I wanna be happy! too

Okay, so there's only two days left for New Yorkers to see The Motel. Hopefully this does really well, and then before you know it, there will be another asian-am. villain with maybe one line on the big screen's next comic book hero flick next to Kal Penn. Presto, progress!

But really, I'm glad that The Motel was good, because I was shilling for it only after reading a bit about it and watching the trailer. So, as my friend told me this weekend after showing me her newly purchased boots, I have a good eye! This movie works, whether you go casual or dressy!

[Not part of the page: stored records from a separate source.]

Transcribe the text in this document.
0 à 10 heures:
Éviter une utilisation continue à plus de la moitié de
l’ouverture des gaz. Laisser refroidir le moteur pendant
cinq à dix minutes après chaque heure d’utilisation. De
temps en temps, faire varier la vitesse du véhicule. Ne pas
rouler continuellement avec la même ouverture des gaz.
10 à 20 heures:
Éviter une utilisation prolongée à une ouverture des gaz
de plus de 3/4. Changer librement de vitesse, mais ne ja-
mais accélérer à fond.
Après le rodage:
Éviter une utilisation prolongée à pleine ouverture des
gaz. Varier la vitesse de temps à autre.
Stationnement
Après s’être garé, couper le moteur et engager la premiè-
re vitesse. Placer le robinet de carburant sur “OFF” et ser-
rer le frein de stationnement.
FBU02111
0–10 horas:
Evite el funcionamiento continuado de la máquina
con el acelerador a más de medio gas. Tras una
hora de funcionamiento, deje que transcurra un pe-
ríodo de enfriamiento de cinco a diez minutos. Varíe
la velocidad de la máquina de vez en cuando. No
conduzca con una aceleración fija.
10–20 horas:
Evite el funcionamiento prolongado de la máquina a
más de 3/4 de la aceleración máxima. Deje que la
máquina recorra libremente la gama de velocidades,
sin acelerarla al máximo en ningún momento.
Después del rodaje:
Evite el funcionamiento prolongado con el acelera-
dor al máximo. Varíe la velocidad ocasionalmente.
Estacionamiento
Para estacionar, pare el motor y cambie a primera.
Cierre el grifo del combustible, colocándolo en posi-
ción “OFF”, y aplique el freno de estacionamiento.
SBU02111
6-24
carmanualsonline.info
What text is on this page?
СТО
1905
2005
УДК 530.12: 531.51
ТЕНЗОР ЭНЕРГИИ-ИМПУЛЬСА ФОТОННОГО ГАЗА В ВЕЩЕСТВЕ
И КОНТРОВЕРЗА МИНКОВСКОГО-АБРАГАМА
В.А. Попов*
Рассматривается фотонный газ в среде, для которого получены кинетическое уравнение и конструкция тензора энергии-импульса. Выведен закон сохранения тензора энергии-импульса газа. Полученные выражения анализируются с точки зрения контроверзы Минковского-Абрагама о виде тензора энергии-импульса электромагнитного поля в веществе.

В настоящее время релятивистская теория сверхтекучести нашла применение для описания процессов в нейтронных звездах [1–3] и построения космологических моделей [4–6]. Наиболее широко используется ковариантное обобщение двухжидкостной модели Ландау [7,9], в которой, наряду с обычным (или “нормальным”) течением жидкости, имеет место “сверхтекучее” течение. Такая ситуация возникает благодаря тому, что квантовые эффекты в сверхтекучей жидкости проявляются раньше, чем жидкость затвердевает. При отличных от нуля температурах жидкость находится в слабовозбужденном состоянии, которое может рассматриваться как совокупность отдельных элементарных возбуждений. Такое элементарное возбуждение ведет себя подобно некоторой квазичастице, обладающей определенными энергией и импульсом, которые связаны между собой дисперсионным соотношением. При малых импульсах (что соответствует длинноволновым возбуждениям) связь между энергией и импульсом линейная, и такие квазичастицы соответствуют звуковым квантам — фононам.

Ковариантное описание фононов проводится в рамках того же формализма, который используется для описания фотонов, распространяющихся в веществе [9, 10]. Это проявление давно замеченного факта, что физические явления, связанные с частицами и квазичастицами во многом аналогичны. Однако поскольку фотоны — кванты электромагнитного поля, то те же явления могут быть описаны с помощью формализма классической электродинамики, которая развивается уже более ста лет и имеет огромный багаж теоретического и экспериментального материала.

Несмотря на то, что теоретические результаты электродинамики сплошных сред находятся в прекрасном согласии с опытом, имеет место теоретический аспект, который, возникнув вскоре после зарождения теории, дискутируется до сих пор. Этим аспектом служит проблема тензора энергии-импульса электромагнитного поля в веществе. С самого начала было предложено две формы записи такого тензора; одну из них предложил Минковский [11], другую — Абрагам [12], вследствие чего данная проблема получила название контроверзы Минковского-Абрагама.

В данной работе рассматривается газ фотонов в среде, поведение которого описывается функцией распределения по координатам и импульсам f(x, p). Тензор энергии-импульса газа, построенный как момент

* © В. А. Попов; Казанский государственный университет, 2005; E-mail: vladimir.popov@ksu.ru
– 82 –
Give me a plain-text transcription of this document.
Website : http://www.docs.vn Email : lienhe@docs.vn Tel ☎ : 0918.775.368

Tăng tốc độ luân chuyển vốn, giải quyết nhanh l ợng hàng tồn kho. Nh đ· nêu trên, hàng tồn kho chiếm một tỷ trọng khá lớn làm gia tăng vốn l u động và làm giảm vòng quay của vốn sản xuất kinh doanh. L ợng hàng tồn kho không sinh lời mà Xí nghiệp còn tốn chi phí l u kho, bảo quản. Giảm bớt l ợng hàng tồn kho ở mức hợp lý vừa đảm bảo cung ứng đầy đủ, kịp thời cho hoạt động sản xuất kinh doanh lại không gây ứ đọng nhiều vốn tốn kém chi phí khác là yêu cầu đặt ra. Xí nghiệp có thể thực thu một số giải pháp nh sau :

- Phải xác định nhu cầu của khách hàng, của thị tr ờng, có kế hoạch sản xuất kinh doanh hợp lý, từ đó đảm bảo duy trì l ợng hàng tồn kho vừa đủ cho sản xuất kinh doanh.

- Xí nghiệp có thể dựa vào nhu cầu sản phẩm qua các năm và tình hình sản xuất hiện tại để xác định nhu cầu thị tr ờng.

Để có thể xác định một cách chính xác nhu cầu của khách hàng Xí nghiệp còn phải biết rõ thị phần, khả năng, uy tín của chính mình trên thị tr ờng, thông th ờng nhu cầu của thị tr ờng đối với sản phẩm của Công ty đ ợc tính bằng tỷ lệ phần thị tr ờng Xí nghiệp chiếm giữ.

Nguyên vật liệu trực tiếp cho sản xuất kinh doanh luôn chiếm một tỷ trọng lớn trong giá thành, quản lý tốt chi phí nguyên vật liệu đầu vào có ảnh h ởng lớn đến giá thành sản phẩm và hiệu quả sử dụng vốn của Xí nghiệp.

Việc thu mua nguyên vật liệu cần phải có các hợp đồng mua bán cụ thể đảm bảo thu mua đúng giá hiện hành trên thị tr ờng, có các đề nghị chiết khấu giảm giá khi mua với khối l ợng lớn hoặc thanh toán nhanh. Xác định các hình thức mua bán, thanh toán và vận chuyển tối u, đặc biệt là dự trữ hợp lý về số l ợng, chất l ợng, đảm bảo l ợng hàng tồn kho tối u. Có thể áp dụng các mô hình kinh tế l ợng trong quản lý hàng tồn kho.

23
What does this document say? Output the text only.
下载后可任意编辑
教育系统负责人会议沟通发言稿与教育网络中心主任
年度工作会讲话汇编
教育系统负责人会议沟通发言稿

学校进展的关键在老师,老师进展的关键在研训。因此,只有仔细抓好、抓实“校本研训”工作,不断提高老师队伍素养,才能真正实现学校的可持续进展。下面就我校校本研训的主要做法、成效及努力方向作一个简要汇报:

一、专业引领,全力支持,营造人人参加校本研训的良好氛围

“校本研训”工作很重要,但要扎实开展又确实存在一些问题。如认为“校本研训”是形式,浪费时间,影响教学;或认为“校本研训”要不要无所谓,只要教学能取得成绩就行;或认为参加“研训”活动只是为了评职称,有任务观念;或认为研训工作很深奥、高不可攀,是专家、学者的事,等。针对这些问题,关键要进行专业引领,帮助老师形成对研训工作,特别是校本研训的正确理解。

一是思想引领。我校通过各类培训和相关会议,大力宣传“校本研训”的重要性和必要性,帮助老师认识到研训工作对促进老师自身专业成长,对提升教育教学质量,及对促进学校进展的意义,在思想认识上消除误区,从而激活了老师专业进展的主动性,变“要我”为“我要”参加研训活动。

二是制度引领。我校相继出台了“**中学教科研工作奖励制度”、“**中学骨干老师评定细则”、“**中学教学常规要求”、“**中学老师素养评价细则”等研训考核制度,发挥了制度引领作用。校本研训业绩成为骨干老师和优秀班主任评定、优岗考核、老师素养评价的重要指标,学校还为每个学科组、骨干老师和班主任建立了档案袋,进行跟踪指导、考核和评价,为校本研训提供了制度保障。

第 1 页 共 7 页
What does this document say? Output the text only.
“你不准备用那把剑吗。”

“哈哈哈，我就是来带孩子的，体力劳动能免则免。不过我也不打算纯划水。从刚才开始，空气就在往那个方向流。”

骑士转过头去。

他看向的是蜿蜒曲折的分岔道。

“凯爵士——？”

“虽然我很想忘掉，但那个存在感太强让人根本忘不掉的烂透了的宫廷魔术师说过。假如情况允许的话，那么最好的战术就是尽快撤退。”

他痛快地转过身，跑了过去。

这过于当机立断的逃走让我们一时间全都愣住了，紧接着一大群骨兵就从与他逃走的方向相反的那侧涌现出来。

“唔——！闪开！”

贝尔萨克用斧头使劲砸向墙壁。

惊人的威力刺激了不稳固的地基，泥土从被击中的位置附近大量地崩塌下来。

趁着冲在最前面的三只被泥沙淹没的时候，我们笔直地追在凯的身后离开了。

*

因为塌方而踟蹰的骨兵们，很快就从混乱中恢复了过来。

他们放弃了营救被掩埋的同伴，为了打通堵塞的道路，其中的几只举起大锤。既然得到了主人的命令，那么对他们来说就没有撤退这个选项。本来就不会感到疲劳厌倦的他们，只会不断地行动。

So hooray to my peeps (helloooo Koreans!) and all that good stuff. The story isn't this narrow little experience of an awkward Chinese-American kid going through puberty, splashed in red and gold with squiggly dragons and demure engrish-speaking geishas in a restaurant where it rains fortune cookies. Since the characters are drawn with care and depth, they could have been any race and with a few tweaks, the film would have worked just as well. Or, as director Michael Kang is Korean, he could have very easily chosen to usurp the loose basis of the novel Waylaid to turn the family Korean too. In fact, what was nice was that everybody wasn't all one ethnicity, which differs, obviously, from most other times you see asian actors on the screen, in movies from other countries, or as 'tokens', or in works focusing on a particular ethnic community. Here, the characters who are thrown together are not just eclectic in type, but in roots as well. And they just want to be happy.

Kang draws great acting out of the kids, even in rather uncomfortable puberty stuff, and Jade Wu is spectacular in her portrayal of Ernest's strict mother. There is this wonderfully poignant silent moment which concludes the movie between her and Ernest, and I thought this ending was great, even though a few people I know felt that it was really abrupt. But I felt that the story had finished its gentle arc, addressed a whole lot of stuff in less than 90 minutes without it seeming like a whole lot of stuff, and that a sort of understanding or realization grows out of a silent shared moment seems different and wonderful.